If the Government does not act, Britons could see more empty shelves in supermarkets and more food products made unavailable.

Richard Burnett, CEO of the RHA, told ITV News this week: “We are weeks away from gaps on the shelves, it is as serious as that.

“The government needs to treat this as an absolute priority.”

The shortage of drivers and other workers has become more difficult to control due to the reopening of the economy and the start of the summer holidays.

The strain on the supply chain is expected to intensify in the coming weeks as workers start to use up to five weeks of their accumulated holiday days while on furlough.

Even though most companies see a diminished workforce during the summer months, this is usually balanced out by an equivalent drop in demand as Britons head abroad.

But with most people staying at home this year, the demand on supply chains is set to be constant.

Shane Brennan, CEO of the Cold Chain Federation, said: “The real crisis for food supplies starts now.

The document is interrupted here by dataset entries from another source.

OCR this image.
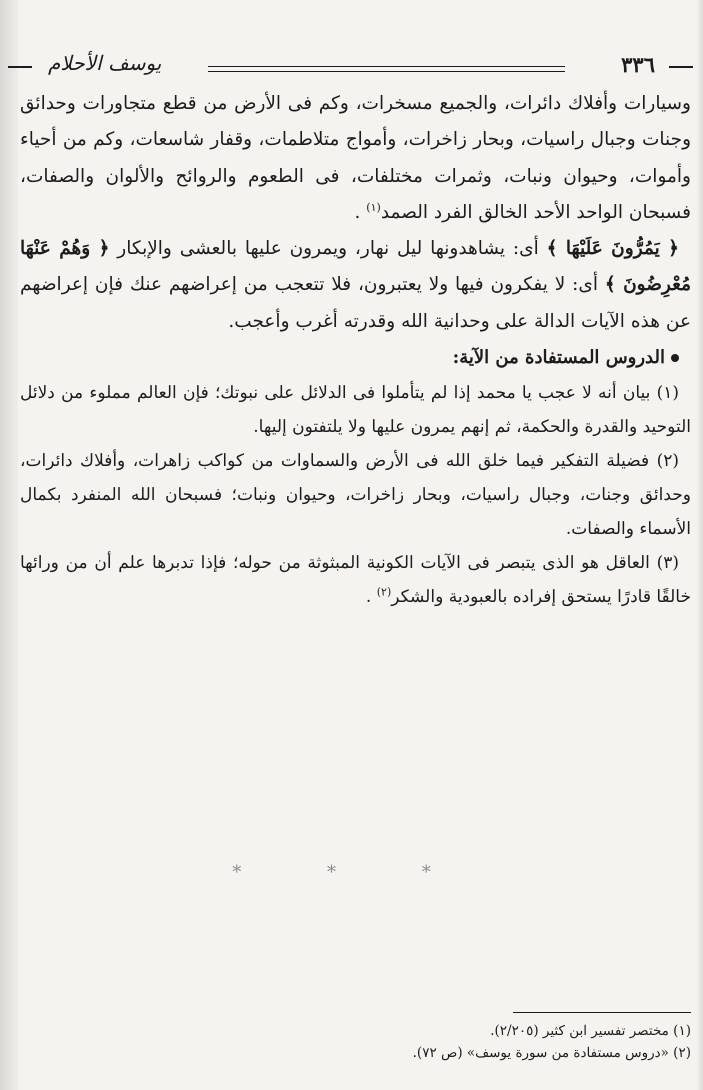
٣٣٦
يوسف الأحلام

وسيارات وأفلاك دائرات، والجميع مسخرات، وكم فى الأرض من قطع متجاورات وحدائق وجنات وجبال راسيات، وبحار زاخرات، وأمواج متلاطمات، وقفار شاسعات، وكم من أحياء وأموات، وحيوان ونبات، وثمرات مختلفات، فى الطعوم والروائح والألوان والصفات، فسبحان الواحد الأحد الخالق الفرد الصمد$^{(١)}$ .

﴿ يَمُرُّونَ عَلَيْهَا ﴾ أى: يشاهدونها ليل نهار، ويمرون عليها بالعشى والإبكار ﴿ وَهُمْ عَنْهَا مُعْرِضُونَ ﴾ أى: لا يفكرون فيها ولا يعتبرون، فلا تتعجب من إعراضهم عنك فإن إعراضهم عن هذه الآيات الدالة على وحدانية الله وقدرته أغرب وأعجب.

الدروس المستفادة من الآية:

(١) بيان أنه لا عجب يا محمد إذا لم يتأملوا فى الدلائل على نبوتك؛ فإن العالم مملوء من دلائل التوحيد والقدرة والحكمة، ثم إنهم يمرون عليها ولا يلتفتون إليها.

(٢) فضيلة التفكير فيما خلق الله فى الأرض والسماوات من كواكب زاهرات، وأفلاك دائرات، وحدائق وجنات، وجبال راسيات، وبحار زاخرات، وحيوان ونبات؛ فسبحان الله المنفرد بكمال الأسماء والصفات.

(٣) العاقل هو الذى يتبصر فى الآيات الكونية المبثوثة من حوله؛ فإذا تدبرها علم أن من ورائها خالقًا قادرًا يستحق إفراده بالعبودية والشكر$^{(٢)}$ .

* * *

(١) مختصر تفسير ابن كثير (٢/٢٠٥).

(٢) «دروس مستفادة من سورة يوسف» (ص ٧٢).
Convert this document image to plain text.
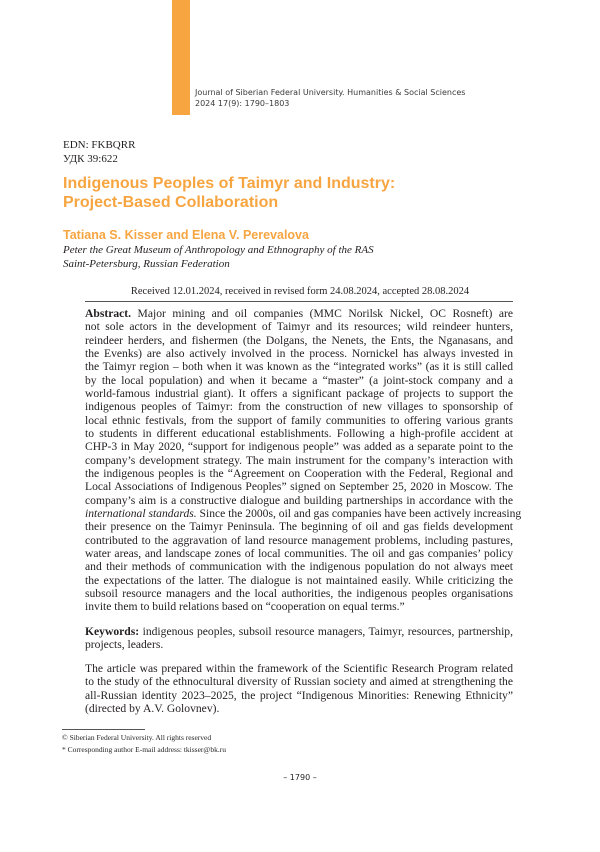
Journal of Siberian Federal University. Humanities & Social Sciences
2024 17(9): 1790–1803
EDN: FKBQRR
УДК 39:622
Indigenous Peoples of Taimyr and Industry:
Project-Based Collaboration
Tatiana S. Kisser and Elena V. Perevalova
Peter the Great Museum of Anthropology and Ethnography of the RAS
Saint-Petersburg, Russian Federation
Received 12.01.2024, received in revised form 24.08.2024, accepted 28.08.2024
Abstract. Major mining and oil companies (MMC Norilsk Nickel, OC Rosneft) are
not sole actors in the development of Taimyr and its resources; wild reindeer hunters,
reindeer herders, and fishermen (the Dolgans, the Nenets, the Ents, the Nganasans, and
the Evenks) are also actively involved in the process. Nornickel has always invested in
the Taimyr region – both when it was known as the “integrated works” (as it is still called
by the local population) and when it became a “master” (a joint-stock company and a
world-famous industrial giant). It offers a significant package of projects to support the
indigenous peoples of Taimyr: from the construction of new villages to sponsorship of
local ethnic festivals, from the support of family communities to offering various grants
to students in different educational establishments. Following a high-profile accident at
CHP-3 in May 2020, “support for indigenous people” was added as a separate point to the
company’s development strategy. The main instrument for the company’s interaction with
the indigenous peoples is the “Agreement on Cooperation with the Federal, Regional and
Local Associations of Indigenous Peoples” signed on September 25, 2020 in Moscow. The
company’s aim is a constructive dialogue and building partnerships in accordance with the
international standards. Since the 2000s, oil and gas companies have been actively increasing
their presence on the Taimyr Peninsula. The beginning of oil and gas fields development
contributed to the aggravation of land resource management problems, including pastures,
water areas, and landscape zones of local communities. The oil and gas companies’ policy
and their methods of communication with the indigenous population do not always meet
the expectations of the latter. The dialogue is not maintained easily. While criticizing the
subsoil resource managers and the local authorities, the indigenous peoples organisations
invite them to build relations based on “cooperation on equal terms.”
Keywords: indigenous peoples, subsoil resource managers, Taimyr, resources, partnership,
projects, leaders.
The article was prepared within the framework of the Scientific Research Program related
to the study of the ethnocultural diversity of Russian society and aimed at strengthening the
all-Russian identity 2023–2025, the project “Indigenous Minorities: Renewing Ethnicity”
(directed by A.V. Golovnev).
© Siberian Federal University. All rights reserved
* Corresponding author E-mail address: tkisser@bk.ru
– 1790 –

“This time definitely feels different.

“Everywhere you look in a supply chain there are problems.

“Food already isn’t being replenished into supermarkets quick enough and it’s not just because of logistics but a lack of production.”

However, Andrew Opie, Director of Food & Sustainability at the British Retail Consortium said retailers are aware of the lack of workers and trying their best to fix the problem.

Mr Opie explained retailers were working with suppliers to “ensure that consumers still have the same great selection of fresh produce”.